DOL’s ‘Fiduciary Rule’ Heads to Court, and Here’s What to Expect
August 25, 2016 by C. Ryan Barber and Melanie Waddell
In the face of a fierce lobbying campaign, the U.S. Labor Department backed down in 2010 from a sweeping proposal to change how broker-dealers and investment advisers render advice on retirement accounts.
Six years later, with that rule set to take effect next April, the fight over the so-called “fiduciary rule” is heading to court.
On Thursday, a federal judge in Washington is set to hear the first major challenge to the fiduciary rule, which calls for brokers handling retirement accounts to work in their clients’ “best interests”—a heightened standard designed to curb billions of dollars in fees paid to financial industry.

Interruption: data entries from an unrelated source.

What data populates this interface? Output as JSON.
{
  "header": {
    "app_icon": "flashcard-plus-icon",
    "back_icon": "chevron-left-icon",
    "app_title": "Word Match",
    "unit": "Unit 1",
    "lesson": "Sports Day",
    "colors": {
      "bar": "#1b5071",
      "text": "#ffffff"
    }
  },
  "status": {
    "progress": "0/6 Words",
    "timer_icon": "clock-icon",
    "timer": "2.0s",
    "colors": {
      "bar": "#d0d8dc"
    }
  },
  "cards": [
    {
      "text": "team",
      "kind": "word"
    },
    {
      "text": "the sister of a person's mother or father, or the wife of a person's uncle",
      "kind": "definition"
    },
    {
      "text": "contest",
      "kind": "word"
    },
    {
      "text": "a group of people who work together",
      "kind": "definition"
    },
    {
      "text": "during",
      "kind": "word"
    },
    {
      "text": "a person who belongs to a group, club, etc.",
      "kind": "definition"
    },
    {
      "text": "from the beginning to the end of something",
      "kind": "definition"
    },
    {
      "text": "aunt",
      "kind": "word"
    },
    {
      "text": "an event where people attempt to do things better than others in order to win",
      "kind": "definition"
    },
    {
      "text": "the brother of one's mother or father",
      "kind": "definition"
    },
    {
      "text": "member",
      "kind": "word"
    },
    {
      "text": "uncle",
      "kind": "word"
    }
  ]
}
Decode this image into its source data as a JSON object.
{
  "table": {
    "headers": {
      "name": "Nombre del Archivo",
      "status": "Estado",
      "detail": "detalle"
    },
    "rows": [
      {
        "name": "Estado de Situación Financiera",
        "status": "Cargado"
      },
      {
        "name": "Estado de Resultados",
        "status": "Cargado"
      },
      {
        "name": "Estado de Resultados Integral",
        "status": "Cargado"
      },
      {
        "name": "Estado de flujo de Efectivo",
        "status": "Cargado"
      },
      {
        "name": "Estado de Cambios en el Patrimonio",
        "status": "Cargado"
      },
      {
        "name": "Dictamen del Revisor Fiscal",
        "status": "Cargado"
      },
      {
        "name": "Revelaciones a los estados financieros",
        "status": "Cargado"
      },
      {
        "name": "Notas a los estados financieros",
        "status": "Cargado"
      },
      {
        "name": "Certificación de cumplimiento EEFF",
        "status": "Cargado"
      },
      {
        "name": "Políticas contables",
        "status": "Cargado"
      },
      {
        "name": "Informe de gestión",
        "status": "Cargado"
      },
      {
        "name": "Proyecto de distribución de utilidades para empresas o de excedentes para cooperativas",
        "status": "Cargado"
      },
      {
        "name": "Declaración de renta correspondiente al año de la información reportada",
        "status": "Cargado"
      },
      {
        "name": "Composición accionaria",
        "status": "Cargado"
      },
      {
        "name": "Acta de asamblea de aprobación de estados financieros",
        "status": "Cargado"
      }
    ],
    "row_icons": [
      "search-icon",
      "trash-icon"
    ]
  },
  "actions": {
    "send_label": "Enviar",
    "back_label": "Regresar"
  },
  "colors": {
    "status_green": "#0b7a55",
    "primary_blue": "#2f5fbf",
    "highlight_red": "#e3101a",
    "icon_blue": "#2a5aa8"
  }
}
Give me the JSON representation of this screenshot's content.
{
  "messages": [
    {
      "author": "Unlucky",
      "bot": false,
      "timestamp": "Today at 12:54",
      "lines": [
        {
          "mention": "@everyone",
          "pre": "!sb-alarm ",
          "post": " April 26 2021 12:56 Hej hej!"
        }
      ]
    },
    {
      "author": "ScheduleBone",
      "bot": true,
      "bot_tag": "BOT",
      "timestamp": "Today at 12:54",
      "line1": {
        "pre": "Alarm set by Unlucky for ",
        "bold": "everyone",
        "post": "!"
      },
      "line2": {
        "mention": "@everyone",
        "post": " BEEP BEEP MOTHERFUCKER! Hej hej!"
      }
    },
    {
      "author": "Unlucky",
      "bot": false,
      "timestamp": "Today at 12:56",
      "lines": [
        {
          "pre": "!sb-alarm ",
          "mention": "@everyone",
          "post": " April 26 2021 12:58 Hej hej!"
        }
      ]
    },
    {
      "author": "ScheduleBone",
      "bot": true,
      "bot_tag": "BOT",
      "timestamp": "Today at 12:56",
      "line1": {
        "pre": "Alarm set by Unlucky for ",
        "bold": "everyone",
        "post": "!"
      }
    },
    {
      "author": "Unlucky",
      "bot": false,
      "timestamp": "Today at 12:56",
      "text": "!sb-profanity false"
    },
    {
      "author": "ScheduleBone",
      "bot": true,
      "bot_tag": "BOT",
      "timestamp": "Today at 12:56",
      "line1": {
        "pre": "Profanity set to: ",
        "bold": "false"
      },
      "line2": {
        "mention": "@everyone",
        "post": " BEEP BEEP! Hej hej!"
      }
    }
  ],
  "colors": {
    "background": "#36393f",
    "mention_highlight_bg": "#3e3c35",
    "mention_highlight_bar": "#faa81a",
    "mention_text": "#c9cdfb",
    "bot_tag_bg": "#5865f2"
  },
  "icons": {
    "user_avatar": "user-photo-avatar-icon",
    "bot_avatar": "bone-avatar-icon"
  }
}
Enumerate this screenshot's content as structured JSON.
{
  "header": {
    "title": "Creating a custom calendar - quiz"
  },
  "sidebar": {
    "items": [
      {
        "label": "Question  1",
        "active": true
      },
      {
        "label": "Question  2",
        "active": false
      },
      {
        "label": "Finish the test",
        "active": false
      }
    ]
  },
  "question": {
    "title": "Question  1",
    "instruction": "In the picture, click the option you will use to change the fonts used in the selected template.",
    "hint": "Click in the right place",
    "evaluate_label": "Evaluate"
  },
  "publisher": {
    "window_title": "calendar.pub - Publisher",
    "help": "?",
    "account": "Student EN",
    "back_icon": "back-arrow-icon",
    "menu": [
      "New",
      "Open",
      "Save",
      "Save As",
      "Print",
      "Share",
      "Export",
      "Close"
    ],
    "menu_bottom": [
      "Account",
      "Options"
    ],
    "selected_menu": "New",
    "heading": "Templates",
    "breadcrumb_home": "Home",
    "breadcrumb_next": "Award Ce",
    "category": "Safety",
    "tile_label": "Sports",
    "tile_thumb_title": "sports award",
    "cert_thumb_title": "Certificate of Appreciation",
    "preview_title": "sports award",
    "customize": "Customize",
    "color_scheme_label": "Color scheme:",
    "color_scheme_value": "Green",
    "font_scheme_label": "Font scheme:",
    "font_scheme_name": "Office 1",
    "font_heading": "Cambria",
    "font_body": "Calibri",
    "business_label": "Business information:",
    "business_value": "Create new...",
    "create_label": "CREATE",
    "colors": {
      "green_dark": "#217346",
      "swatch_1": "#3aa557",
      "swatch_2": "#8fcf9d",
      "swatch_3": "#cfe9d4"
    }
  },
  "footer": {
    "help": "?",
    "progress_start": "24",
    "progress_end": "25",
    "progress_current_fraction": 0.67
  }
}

Investment advisory groups and business advocates have lined up to challenge the rule, which was finalized earlier this year. The court fight has three fronts, with lawsuits pending in Washington, Texas and Kansas federal district courts.
The suit in Washington, brought by the National Association for Fixed Annuities, seeks a preliminary injunction to block the fiduciary rule, and also alleges the DOL rule is invalid on grounds that the agency exceeded its authority to regulate IRAs and that it improperly categorizes insurance agents as fiduciaries.